Thermal cycler is used for polymerase chain (PCR) amplification of the template DNA to generate numerous million DNA copies in a limited time of ~2-3 hours. Gradient Thermal Cycler is used for determination of an optimal annealing temperature in a lesser time using the least number of PCR programming steps. BioRad’s Gradient Thermal Cycler allows up to 10-12 different annealing temperature gradient set up in one single run. It also allows the amplification of a maximum of 96 samples in a single run. The Thermal Cycler also enables the reverse transcriptase PCR and other PCR variants.

MLPA is a multiplex PCR assay that is used to determine the relative copy number (deletions and duplications) of several DNA sequences for a specific disorder or syndrome with respect to the reference sample. This assay utilizes up to 40-50 different probes, each specific for different DNA sequences of a particular phenotype. MLPA reaction constitute five main steps: i) denaturation and probe hybridization, ii) probe ligation, iii) PCR amplification with fluorescent primers, iv) capillary electrophoresis and v) data analysis. MLPA assay differs from conventional PCR amplification of a DNA sequence as it involves the amplification of ligated probe regions rather than the target DNA.

Nanopore MinION sequencing technology enables single molecule sequencing via a direct and real-time analysis of long DNA or RNA fragments. Nanopore technology works by the detection of changes in the ionic or electric current as nucleic acids are passed through a biological membrane or a nanopore. The generated ionic current signals are further decoded to provide the bases of the DNA or RNA sequence. This long-read sequencing technology is utilized in resolving complex genomic structural variants and repetitive regions, detection of the epigenetic modifications, de novo genome assembly, improving the existing reference genome, sequencing of entire microbial genome in single reads, and metagenomic identification of closely related species.

QIAGEN's real-time PCR cycler, the Rotor-Gene Q, combines multiple optimized design features to provide the outstanding performance and reliable results for our research demands. Together with optimized QIAGEN kits for real-time PCR, the Rotor-Gene Q enables streamlined analysis for a wide range of applications, such as, gene expression analysis, pathogen detection, DNA methylation analysis, genotyping and gene scanning, and miRNA research.

Agilent whole human genome oligonucleotide arrays were used for any transcriptomic analysis carried out at IOB. A 60-mer oligonucleotide probe represents each spot in an array. Each array contains 44k spots representing 41,000 genes. A high density array, 4X44K was used for simultaneous analysis of 4 samples.

High resolution whole human genome array from Agilent was used to analyze copy number variations. High throughput analyses were carried out using high density arrays 4X44K or 8X60K, where 4 or 8 samples could be analyzed simultaneously. Comprehensive probe coverage spans coding and non-coding regions with emphasis on known genes, promoters, miRNAs, disease, pseudoautosomal, and telomeric regions.

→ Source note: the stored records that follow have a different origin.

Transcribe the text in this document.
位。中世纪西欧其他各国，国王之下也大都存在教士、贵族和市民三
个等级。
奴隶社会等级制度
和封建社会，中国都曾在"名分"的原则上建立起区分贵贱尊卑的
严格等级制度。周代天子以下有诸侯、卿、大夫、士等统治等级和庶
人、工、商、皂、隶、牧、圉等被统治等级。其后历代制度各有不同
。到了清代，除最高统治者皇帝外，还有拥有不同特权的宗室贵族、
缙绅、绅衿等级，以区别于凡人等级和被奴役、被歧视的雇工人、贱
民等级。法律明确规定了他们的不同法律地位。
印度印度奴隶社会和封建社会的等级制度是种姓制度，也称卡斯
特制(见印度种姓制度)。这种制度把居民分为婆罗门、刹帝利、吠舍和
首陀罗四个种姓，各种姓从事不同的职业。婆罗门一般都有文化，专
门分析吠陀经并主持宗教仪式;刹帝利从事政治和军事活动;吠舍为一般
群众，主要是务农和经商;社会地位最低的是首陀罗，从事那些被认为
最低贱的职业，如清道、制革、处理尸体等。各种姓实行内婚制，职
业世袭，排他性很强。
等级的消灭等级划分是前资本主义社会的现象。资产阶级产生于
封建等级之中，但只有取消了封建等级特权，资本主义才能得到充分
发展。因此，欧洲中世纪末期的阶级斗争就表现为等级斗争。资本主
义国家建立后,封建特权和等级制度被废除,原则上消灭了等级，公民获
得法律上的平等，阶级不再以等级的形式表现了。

IOB has designed human X-chromosome tiling microarrays using Agilent’s e-array, a web portal for designing custom arrays.  The custom designed array has 244,000 probes covering human X-chromosome with an average spacing of 635 bp that provides high resolution.  The array encompasses unique probes that represent most exons of the X-chromosome genes. These arrays will be able to detect micro-duplications and micro-deletions of size less than 1 Kb.  These custom designed high resolution X-chromosome tiling arrays will be used to study the copy number variations in X-linked mental retardation.

Use of tissue microarrays and cell pellet arrays provides us another high throughput platform to validate and test numerous potential biomarkers which have been identified using high resolution genomic and proteomic technologies.  Advantage of using these microarrays is that we can validate a potential molecular signature in cancer or any other context against hundreds of tissue samples or cell lines belonging to different pTNM, age group, gender and population.  This will also provide confidence and statistical proof for the biomarkers identified from otherwise low number of samples used for DNA microarrays and mass spectrometry approaches in the biomarker discovery phase.